The Covenanters in The Nation// Live: Civil War #History #Art #Scotland
If you haven’t viewed ‘The Nation// Live: Civil War’ videos, I think you should. They used the history of the Covenanters in Dumfries and Galloway in an innovative way as part of an art exhibition for a National Galleries of Scotland in 2013. The two video artworks featuring the Covenanters can be found here.

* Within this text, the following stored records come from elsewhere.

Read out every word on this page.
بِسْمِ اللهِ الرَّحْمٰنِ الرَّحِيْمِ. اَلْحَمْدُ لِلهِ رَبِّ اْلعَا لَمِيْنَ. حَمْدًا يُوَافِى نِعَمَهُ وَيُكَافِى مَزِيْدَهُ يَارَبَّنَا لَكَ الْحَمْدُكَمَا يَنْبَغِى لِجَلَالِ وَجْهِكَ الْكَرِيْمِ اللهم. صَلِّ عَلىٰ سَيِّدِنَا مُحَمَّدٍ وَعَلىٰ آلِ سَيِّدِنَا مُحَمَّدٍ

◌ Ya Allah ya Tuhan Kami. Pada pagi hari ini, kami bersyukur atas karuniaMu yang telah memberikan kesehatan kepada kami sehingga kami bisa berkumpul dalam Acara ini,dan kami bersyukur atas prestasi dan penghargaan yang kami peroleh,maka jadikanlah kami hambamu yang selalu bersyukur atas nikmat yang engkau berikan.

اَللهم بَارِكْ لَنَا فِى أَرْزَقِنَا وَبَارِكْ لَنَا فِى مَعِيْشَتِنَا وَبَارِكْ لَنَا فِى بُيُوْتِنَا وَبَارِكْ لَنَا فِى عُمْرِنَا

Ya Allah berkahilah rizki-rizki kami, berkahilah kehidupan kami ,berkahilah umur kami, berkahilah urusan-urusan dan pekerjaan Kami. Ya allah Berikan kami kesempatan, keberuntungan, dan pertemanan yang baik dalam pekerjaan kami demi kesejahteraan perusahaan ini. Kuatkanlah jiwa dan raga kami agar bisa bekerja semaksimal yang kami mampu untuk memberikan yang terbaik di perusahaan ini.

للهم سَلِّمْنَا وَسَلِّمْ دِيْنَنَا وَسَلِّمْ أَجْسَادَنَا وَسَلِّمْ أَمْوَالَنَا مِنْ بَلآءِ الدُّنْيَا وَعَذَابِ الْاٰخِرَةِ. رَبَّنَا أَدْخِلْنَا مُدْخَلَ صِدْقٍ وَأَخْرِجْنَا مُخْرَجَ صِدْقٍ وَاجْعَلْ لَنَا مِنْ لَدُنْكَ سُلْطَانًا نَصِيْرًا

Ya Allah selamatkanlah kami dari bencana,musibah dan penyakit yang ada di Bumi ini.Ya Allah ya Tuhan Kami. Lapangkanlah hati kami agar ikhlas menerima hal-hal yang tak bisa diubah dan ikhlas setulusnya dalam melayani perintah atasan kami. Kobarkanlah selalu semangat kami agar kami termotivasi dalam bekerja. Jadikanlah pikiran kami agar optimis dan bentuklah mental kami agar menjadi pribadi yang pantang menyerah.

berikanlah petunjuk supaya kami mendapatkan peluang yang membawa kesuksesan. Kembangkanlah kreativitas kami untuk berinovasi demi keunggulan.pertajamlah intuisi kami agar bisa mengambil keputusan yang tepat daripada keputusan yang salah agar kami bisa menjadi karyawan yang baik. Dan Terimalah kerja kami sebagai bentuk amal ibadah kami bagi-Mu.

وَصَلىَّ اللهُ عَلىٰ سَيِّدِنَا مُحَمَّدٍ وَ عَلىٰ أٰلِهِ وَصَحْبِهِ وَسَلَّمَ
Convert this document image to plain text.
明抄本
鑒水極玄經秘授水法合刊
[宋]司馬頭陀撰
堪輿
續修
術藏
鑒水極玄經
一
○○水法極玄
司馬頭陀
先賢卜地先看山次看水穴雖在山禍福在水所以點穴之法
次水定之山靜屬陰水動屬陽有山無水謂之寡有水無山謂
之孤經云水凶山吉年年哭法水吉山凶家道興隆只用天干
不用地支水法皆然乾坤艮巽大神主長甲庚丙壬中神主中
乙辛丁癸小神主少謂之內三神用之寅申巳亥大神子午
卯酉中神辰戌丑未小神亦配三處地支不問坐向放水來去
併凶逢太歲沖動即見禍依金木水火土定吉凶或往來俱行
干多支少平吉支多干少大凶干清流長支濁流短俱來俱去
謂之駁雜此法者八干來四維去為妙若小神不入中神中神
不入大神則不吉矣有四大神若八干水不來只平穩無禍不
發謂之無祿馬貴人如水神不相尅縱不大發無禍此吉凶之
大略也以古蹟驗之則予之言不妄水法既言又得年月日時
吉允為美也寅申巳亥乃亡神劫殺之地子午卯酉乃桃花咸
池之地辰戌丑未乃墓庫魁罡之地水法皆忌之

‘The Nation// Live: Civil War’
The first video, ‘The Nation// Live: Civil War’, begins at Crichope Linn, near Thornhill.
It then features the grave of those killed in the Lochenkit Incident – John Gordon, William Herron, William Stewart, John Wallace – at Bads Knowe, to the north and west of Crocketford.
Before using the memorial to John Hunter beside the A701 at the Devil’s Beeftub in Moffat parish. (Hunter is buried in Tweedsmuir churchyard.)
Map of Memorial to John Hunter
The monument to Gordon, Herron, Stewart and Wallace at Larg Hill, which lies very near their grave at Bads Knowe, appears and is followed by an account of the death of James Kirko at the sands of Dumfries by the Nith.
A small stone memorial to Kirko can be found on Brewery Street by White Sands in Dumfries.
“Jeanie Deans” Grave
‘Covenanters’ Ghosts’
The second video, ‘Covenanters’ Ghosts’, features the gravestone of James Kirko in Dumfries St Michael’s Old Parish churchyard.
Street View of St Michael’s Church
Later, the grave of Helen Walker, the prototype of Walter Scott’s “Jeanie Deans”, in Irongray churchyard appears. Scott paid for the memorial stone for Walker in 1831.